Several propositions on this year’s municipal ballot concerned bond issues to back an array of city projects, ranging from roads to repairs for school facilities.
The Anchorage School Board decided in December to scale back Proposition 1, its bond proposal for this year’s election, which was passing with 57 percent of the vote. It asks for just under $60 million to make repairs across the city as well as improvements at Service High School. The Anchorage Assembly approved putting the bond issue on the ballot, despite concerns that it still might cost too much for many local voters to support.
Proposition 2, the city’s main road bond, was passing with about 64 percent of the vote. It would spend nearly $27.5 million on a variety of projects from $5.2 million for road reconstruction on the north side of Campbell Lake to $87,000 in matching funds for a pedestrian safety and rehabilitation program. As of 9:30 p.m. Tuesday it was passing 62 percent to 38 percent, with about 4,000 votes counted.
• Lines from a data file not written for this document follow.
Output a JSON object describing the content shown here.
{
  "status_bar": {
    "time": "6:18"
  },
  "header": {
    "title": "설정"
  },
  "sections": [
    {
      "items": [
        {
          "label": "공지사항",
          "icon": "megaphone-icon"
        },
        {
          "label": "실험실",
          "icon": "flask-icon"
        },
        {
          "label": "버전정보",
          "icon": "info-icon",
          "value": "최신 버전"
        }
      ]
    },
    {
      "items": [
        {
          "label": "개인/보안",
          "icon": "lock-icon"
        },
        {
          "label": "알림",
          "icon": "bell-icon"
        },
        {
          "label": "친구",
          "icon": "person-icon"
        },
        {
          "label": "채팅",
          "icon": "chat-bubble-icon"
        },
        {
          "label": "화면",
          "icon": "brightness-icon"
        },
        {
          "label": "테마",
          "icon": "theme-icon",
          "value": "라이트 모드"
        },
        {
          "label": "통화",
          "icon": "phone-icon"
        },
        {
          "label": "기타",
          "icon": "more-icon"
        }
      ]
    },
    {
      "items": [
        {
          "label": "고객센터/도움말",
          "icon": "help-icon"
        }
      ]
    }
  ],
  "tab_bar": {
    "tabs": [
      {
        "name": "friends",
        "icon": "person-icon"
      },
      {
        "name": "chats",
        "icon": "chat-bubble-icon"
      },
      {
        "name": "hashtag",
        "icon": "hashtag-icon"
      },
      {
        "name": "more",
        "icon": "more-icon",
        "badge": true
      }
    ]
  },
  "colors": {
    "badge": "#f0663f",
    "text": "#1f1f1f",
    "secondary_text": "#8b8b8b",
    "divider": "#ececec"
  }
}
Proposition 3, a $2.75 million bond to improve trails and parks around town, was also passing with roughly 59 percent of the vote. It would install safety improvements and surface upgrades on the Tony Knowles Coastal Trail, as well as LED trail lighting and safety improvements at Kincaid Park. Prop 3 also covers improvements at the Cuddy Park playground and the Anchorage Veterans Memorial.
Proposition 4, a $1.58 million emergency-services and public-transportation bond, was passing with about 65 percent of the initial vote. It includes $520,000 to replace a city ambulance, as well as $640,000 to replace a leaking 30-year-old roof on the city’s transit maintenance building and $319,000 to replace and improve People Mover and AnchorRIDES buses, as well as support vehicles.
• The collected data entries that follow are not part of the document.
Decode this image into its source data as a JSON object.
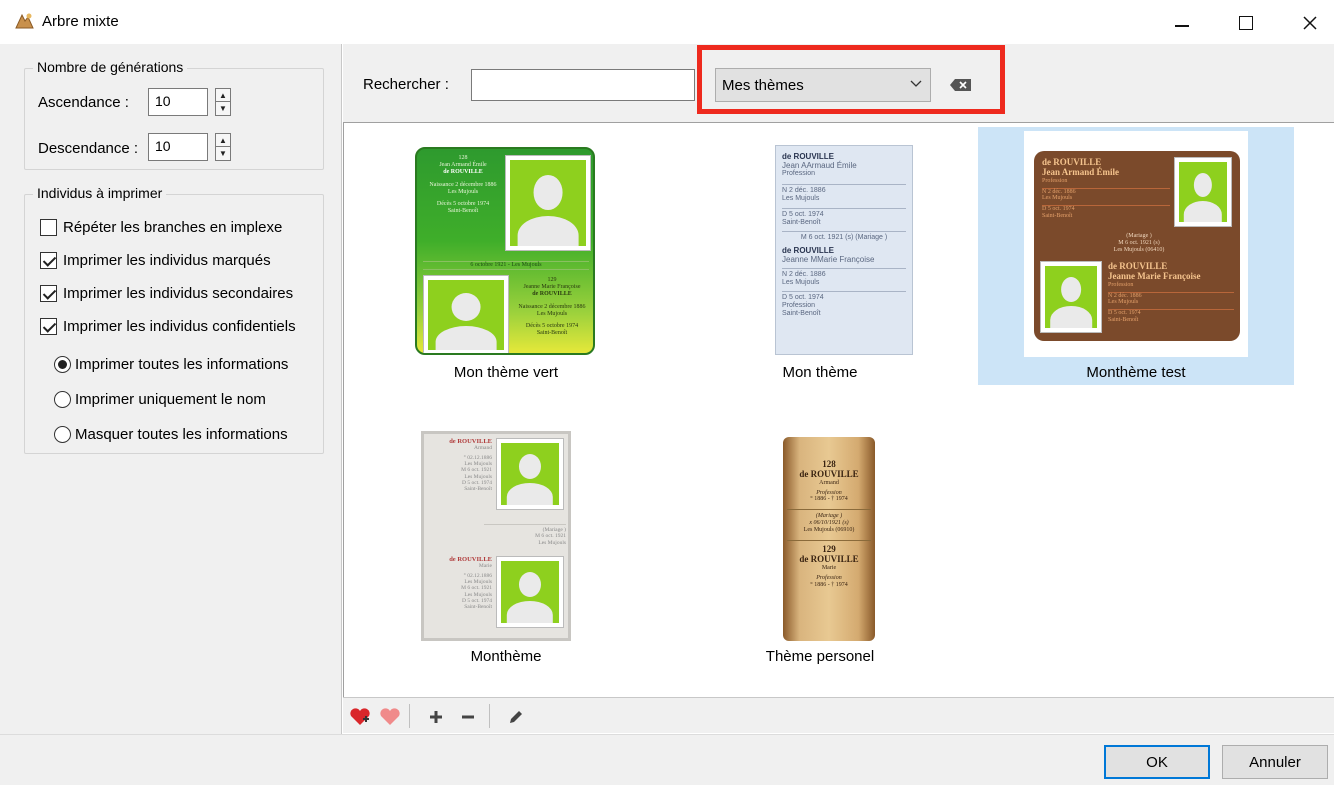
{
  "window": {
    "title": "Arbre mixte"
  },
  "generations": {
    "legend": "Nombre de générations",
    "ascendance_label": "Ascendance :",
    "ascendance_value": "10",
    "descendance_label": "Descendance :",
    "descendance_value": "10"
  },
  "individus": {
    "legend": "Individus à imprimer",
    "checks": [
      {
        "label": "Répéter les branches en implexe",
        "checked": false
      },
      {
        "label": "Imprimer les individus marqués",
        "checked": true
      },
      {
        "label": "Imprimer les individus secondaires",
        "checked": true
      },
      {
        "label": "Imprimer les individus confidentiels",
        "checked": true
      }
    ],
    "radios": [
      {
        "label": "Imprimer toutes les informations",
        "selected": true
      },
      {
        "label": "Imprimer uniquement le nom",
        "selected": false
      },
      {
        "label": "Masquer toutes les informations",
        "selected": false
      }
    ]
  },
  "search": {
    "label": "Rechercher :",
    "value": "",
    "theme_select": "Mes thèmes"
  },
  "themes": [
    {
      "label": "Mon thème vert",
      "selected": false,
      "card": {
        "top_num": "128",
        "top_line": "Jean Armand Émile",
        "top_name": "de ROUVILLE",
        "top_birth": "Naissance 2 décembre 1886",
        "top_birth_place": "Les Mujouls",
        "top_death": "Décès 5 octobre 1974",
        "top_death_place": "Saint-Benoît",
        "marriage": "6 octobre 1921 - Les Mujouls",
        "bottom_num": "129",
        "bottom_first": "Jeanne Marie Françoise",
        "bottom_name": "de ROUVILLE",
        "bottom_birth": "Naissance 2 décembre 1886",
        "bottom_birth_place": "Les Mujouls",
        "bottom_death": "Décès 5 octobre 1974",
        "bottom_death_place": "Saint-Benoît"
      }
    },
    {
      "label": "Mon thème",
      "selected": false,
      "card": {
        "name1": "de ROUVILLE",
        "first1": "Jean AArmaud Émile",
        "prof1": "Profession",
        "birth1": "N 2 déc. 1886",
        "birth1_place": "Les Mujouls",
        "death1": "D 5 oct. 1974",
        "death1_place": "Saint-Benoît",
        "marriage": "M 6 oct. 1921 (s) (Mariage )",
        "name2": "de ROUVILLE",
        "first2": "Jeanne MMarie Françoise",
        "birth2": "N 2 déc. 1886",
        "birth2_place": "Les Mujouls",
        "death2": "D 5 oct. 1974",
        "prof2": "Profession",
        "death2_place": "Saint-Benoît"
      }
    },
    {
      "label": "Monthème test",
      "selected": true,
      "card": {
        "name1": "de ROUVILLE",
        "first1": "Jean Armand Émile",
        "prof1": "Profession",
        "birth1": "N 2 déc. 1886",
        "birth1_place": "Les Mujouls",
        "death1": "D 5 oct. 1974",
        "death1_place": "Saint-Benoît",
        "marriage1": "(Mariage )",
        "marriage2": "M 6 oct. 1921 (s)",
        "marriage3": "Les Mujouls (06410)",
        "name2": "de ROUVILLE",
        "first2": "Jeanne Marie Françoise",
        "prof2": "Profession",
        "birth2": "N 2 déc. 1886",
        "birth2_place": "Les Mujouls",
        "death2": "D 5 oct. 1974",
        "death2_place": "Saint-Benoît"
      }
    },
    {
      "label": "Monthème",
      "selected": false,
      "card": {
        "name1": "de ROUVILLE",
        "first1": "Armand",
        "birth1": "° 02.12.1886",
        "birth1_place": "Les Mujouls",
        "marriage_a": "M 6 oct. 1921",
        "marriage_b": "Les Mujouls",
        "death1": "D 5 oct. 1974",
        "death1_place": "Saint-Benoît",
        "marriage": "(Mariage )",
        "marriage_date": "M 6 oct. 1921",
        "marriage_place": "Les Mujouls",
        "name2": "de ROUVILLE",
        "first2": "Marie",
        "birth2": "° 02.12.1886",
        "birth2_place": "Les Mujouls",
        "marr2a": "M 6 oct. 1921",
        "marr2b": "Les Mujouls",
        "death2": "D 5 oct. 1974",
        "death2_place": "Saint-Benoît"
      }
    },
    {
      "label": "Thème personel",
      "selected": false,
      "card": {
        "num1": "128",
        "name1": "de ROUVILLE",
        "first1": "Armand",
        "prof1": "Profession",
        "dates1": "° 1886 - † 1974",
        "marriage": "(Mariage )",
        "marriage_date": "x 06/10/1921 (s)",
        "marriage_place": "Les Mujouls (06910)",
        "num2": "129",
        "name2": "de ROUVILLE",
        "first2": "Marie",
        "prof2": "Profession",
        "dates2": "° 1886 - † 1974"
      }
    }
  ],
  "footer": {
    "ok": "OK",
    "cancel": "Annuler"
  },
  "colors": {
    "highlight": "#ee2a1e",
    "selection": "#cce4f7",
    "ok_border": "#0078d7",
    "green_theme": "#3fae2a",
    "brown_theme": "#7b4a2b"
  },
  "icons": [
    "app-icon",
    "minimize-icon",
    "maximize-icon",
    "close-icon",
    "clear-search-icon",
    "heart-add-icon",
    "heart-remove-icon",
    "plus-icon",
    "minus-icon",
    "pencil-icon"
  ]
}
Proposition 6, which would amend a municipal definition of publishing to require that public notices be posted online rather than be published in major newspapers, was solidly passing with 67 percent of the vote.
Proposition 7 was also far ahead, passing with about 77 percent of the vote. If passed, it would grant a property-tax exemption on the first $150,000 of value for widows or widowers of U.S. soldiers killed in the line of duty.